The most recent National Policy Statement for Freshwater Management has established national bottom lines for aspects of ecosystem health. However, nutrient directives for ecosystem health still require interpretation by councils at regional (and catchment) scale. Interpretation must be evidence-lead, with the policy requiring councils to use “best information available” to develop their plans. Not all nutrient targets will be aiming for pristine waterways; the policy allows for some impact from land and water use. However, the Te Mana o Te Wai framework requires councils to prioritise ecosystem health, and bottom lines for other aspects of ecosystem health must inform nutrient limits and targets. National bottom lines are essential to drive councils and communities to achieving a level of ecosystem health in all waterways.
Though not mentioned in the report, climate change will amplify the effects of excessive nutrient loss into many waterbodies. Climate change brings greater risk to ecosystem health from nutrient impacts. Councils should be establishing lower nutrient limits to account for this increased risk.
Two of the four farms in the lakes’ catchment are operating without a consent due to a failure of the regulatory system (farms have had their applications put on hold).
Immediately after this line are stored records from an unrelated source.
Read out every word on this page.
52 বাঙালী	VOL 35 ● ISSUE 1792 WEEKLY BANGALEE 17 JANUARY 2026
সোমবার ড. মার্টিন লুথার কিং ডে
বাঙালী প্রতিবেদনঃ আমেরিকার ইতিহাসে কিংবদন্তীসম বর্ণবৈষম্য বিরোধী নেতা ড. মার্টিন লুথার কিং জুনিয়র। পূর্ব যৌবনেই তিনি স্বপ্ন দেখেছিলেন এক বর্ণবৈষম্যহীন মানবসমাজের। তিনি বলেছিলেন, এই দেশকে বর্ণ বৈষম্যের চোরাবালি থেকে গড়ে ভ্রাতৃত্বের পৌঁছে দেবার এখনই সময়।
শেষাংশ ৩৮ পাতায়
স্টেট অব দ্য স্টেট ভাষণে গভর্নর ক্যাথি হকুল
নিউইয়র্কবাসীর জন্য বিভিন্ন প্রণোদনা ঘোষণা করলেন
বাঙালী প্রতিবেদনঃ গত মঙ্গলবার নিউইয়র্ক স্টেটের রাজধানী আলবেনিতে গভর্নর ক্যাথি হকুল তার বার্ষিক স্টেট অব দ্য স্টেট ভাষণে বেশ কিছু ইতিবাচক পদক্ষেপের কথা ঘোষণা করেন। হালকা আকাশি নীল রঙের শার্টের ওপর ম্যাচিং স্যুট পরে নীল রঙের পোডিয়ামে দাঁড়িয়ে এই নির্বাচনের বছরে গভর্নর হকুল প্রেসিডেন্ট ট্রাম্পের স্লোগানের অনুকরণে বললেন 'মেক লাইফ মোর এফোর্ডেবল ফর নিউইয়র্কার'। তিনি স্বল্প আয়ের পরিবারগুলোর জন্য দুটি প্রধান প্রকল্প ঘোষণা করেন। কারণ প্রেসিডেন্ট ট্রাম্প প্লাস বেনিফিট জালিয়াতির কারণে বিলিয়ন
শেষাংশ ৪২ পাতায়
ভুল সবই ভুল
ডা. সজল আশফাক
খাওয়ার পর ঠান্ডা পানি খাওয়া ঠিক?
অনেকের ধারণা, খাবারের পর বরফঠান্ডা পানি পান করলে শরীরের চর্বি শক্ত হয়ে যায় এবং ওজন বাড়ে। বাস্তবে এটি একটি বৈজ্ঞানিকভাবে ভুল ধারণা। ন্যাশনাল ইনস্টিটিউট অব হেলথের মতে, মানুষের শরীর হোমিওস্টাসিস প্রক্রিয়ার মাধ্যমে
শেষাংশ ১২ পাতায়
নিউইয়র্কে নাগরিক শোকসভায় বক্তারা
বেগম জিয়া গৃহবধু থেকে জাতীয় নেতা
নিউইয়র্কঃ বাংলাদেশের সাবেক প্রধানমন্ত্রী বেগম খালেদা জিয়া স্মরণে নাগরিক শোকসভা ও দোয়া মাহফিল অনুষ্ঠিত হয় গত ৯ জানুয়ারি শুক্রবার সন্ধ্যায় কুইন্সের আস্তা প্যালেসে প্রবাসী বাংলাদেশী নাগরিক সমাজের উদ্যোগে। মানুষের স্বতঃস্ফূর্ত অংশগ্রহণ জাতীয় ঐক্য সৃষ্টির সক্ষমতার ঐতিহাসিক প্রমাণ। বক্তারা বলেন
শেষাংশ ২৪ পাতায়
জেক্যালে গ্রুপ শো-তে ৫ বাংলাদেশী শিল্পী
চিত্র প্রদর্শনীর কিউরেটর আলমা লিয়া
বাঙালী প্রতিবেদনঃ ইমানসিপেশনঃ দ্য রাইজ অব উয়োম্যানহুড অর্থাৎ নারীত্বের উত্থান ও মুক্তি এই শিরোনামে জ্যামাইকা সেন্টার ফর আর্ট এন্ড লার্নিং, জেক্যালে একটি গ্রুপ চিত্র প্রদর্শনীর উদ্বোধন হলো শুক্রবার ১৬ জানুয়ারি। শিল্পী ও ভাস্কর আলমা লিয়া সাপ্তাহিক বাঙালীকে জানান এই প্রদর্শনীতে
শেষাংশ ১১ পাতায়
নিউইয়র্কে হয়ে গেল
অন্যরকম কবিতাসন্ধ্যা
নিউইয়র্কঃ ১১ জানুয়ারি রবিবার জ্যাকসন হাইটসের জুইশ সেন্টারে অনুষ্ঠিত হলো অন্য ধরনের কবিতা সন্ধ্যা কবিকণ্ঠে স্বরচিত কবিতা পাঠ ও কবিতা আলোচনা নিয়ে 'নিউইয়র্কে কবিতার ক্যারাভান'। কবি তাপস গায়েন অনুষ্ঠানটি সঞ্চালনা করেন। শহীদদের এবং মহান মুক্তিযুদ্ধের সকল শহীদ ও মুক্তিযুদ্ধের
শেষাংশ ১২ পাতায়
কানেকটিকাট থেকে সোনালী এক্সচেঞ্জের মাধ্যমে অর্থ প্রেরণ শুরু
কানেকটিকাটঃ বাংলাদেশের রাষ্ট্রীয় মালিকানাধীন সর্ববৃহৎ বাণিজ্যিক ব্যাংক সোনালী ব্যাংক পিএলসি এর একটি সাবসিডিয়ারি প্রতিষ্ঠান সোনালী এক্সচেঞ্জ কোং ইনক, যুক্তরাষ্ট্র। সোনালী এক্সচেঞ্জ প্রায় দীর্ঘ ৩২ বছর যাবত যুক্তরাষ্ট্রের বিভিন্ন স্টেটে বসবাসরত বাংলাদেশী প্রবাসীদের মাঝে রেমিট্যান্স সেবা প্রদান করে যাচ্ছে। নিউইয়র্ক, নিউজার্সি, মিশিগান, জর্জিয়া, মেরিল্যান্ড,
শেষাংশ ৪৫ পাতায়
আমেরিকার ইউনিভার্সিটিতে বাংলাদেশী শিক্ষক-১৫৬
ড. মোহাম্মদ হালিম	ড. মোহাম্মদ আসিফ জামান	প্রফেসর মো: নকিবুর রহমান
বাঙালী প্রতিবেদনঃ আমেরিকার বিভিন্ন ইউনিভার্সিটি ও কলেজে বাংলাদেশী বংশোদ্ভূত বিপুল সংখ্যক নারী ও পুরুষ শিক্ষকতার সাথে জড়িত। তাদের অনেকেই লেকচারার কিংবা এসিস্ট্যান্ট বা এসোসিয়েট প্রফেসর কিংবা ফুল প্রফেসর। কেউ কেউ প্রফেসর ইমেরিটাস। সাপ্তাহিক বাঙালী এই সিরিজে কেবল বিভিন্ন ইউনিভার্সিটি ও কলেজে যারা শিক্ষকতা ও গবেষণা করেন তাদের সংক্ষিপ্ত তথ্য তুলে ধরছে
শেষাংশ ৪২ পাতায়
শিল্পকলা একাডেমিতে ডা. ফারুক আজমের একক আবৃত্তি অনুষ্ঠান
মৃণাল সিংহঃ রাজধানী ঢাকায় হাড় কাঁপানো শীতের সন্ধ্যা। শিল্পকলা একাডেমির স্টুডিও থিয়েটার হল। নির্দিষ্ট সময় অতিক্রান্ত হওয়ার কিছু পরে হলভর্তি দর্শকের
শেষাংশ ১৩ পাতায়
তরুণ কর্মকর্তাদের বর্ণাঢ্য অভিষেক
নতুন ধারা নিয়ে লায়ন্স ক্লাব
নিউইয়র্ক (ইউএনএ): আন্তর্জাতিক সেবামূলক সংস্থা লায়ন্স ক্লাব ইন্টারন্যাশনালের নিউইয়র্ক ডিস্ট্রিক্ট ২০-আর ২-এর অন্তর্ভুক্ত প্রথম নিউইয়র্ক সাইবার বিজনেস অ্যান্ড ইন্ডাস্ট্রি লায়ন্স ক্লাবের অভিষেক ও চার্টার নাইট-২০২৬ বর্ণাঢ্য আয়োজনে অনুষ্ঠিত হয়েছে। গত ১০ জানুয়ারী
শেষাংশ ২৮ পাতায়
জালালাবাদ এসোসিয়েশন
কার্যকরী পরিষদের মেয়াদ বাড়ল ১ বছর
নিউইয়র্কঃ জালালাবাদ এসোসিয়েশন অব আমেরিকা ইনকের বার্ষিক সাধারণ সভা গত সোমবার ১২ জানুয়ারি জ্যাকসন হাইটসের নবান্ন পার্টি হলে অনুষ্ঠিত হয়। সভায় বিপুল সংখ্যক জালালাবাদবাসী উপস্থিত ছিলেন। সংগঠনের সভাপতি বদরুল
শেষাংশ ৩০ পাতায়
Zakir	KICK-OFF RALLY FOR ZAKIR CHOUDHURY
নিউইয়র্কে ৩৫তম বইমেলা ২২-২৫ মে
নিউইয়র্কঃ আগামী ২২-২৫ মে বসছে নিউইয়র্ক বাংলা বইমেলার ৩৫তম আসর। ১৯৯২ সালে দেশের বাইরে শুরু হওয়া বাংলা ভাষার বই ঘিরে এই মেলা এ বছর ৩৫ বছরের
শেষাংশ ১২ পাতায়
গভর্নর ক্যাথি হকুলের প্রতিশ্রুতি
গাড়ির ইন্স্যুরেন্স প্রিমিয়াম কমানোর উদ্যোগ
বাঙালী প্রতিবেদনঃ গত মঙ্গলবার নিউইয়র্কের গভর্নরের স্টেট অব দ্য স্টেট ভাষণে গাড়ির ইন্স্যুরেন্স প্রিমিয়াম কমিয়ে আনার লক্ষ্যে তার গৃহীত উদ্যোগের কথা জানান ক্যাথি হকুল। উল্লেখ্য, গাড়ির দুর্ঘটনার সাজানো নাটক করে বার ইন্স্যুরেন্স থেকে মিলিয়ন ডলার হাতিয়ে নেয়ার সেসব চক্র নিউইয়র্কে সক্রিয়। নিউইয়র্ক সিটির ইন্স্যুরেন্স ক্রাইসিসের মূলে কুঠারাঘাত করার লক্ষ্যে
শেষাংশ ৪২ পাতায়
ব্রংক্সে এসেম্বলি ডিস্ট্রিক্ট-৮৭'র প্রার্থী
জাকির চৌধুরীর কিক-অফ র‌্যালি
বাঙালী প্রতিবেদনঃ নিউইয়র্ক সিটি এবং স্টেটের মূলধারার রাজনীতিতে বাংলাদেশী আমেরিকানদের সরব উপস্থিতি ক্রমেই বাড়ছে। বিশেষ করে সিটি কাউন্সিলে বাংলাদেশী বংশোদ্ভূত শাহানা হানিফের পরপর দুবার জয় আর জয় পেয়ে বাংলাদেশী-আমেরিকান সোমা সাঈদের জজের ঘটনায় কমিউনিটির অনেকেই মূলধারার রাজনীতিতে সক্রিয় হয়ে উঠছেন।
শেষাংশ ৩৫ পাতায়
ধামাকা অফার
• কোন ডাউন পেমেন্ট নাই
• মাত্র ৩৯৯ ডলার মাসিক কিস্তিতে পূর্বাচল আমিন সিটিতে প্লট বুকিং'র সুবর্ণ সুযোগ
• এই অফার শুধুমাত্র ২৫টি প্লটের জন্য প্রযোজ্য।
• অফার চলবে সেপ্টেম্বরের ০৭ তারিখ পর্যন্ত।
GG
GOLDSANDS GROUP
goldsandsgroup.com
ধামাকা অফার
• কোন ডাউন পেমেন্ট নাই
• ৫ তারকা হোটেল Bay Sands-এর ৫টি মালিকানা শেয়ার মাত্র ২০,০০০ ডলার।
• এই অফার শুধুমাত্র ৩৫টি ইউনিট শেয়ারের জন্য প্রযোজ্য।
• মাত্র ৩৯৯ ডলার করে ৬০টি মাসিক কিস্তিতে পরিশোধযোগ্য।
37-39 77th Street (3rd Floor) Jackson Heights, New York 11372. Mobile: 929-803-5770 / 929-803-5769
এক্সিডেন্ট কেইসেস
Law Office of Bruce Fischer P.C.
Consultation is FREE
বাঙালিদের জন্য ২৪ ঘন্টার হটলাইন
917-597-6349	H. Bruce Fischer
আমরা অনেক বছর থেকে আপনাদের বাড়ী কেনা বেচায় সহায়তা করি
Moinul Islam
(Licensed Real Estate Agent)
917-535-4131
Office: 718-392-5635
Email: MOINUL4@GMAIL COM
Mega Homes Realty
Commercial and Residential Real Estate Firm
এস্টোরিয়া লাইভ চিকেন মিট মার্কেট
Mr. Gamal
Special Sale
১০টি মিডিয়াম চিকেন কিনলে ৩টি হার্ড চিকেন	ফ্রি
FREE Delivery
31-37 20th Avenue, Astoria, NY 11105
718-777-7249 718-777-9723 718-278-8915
Additionally, the Report noted a major flaw in consenting process in that "resource consent conditions are locked in for the duration of a consent". When evidence shows that the environment is continuing to degrade under current consent conditions, councils have no way to react or reduce harm to environment until the consent period ends. Consenting periods could be limited by councils to allow for changes to their conditions where needed or adaptive management incorporated into consenting.
On farm environment plans
The Report found that that despite all the farms having farm environment plans (FEPs) that meet requirements of the Land and Water Regional Plan (LWRP), water quality continued to decline. In the case of the two consented farms, both achieved an ‘A’ grade for their FEP. The report found the FEP system was focused on process and not outcome. For example, meeting Good Management Practice (a suite of farm practices) was a requirement regardless of whether meeting these practices would be sufficient to achieve what was needed for the health of the water body. This meant that while a practice might be achieved, it could be a distraction from the farm system changes that were needed to meet the targets for the catchment.
The report also identified that critical decisions were devolved to farmers and their advisors’. Additionally, monitoring of farms' plans in Canterbury is reliant on third-party professionals. This left the regulator system “vulnerable to industry capture” (Table 1).
On the Overseer software
An additional issue with Overseer identified by the Report is that averages nitrogen loss across an entire farm, which means the smaller scale crucial hot spots, (more direct nutrient pathways to lakes, rivers and groundwaters) are missed.
On compliance, monitoring, and enforcement
One of the most crucial requirements for protecting freshwaters is Compliance Monitoring and Enforcement; as in many other regions, ECan was found to have failed in this crucial role. ECan were found to have been collecting information on farm plans but not on the state of the lakes themselves, so responding to the degradation of the lakes was even more challenging.
Councils and government should be giving far more thought (and resourcing) to enforcement as it is currently a major weakness in the implementation of environmental policy. Likewise monitoring.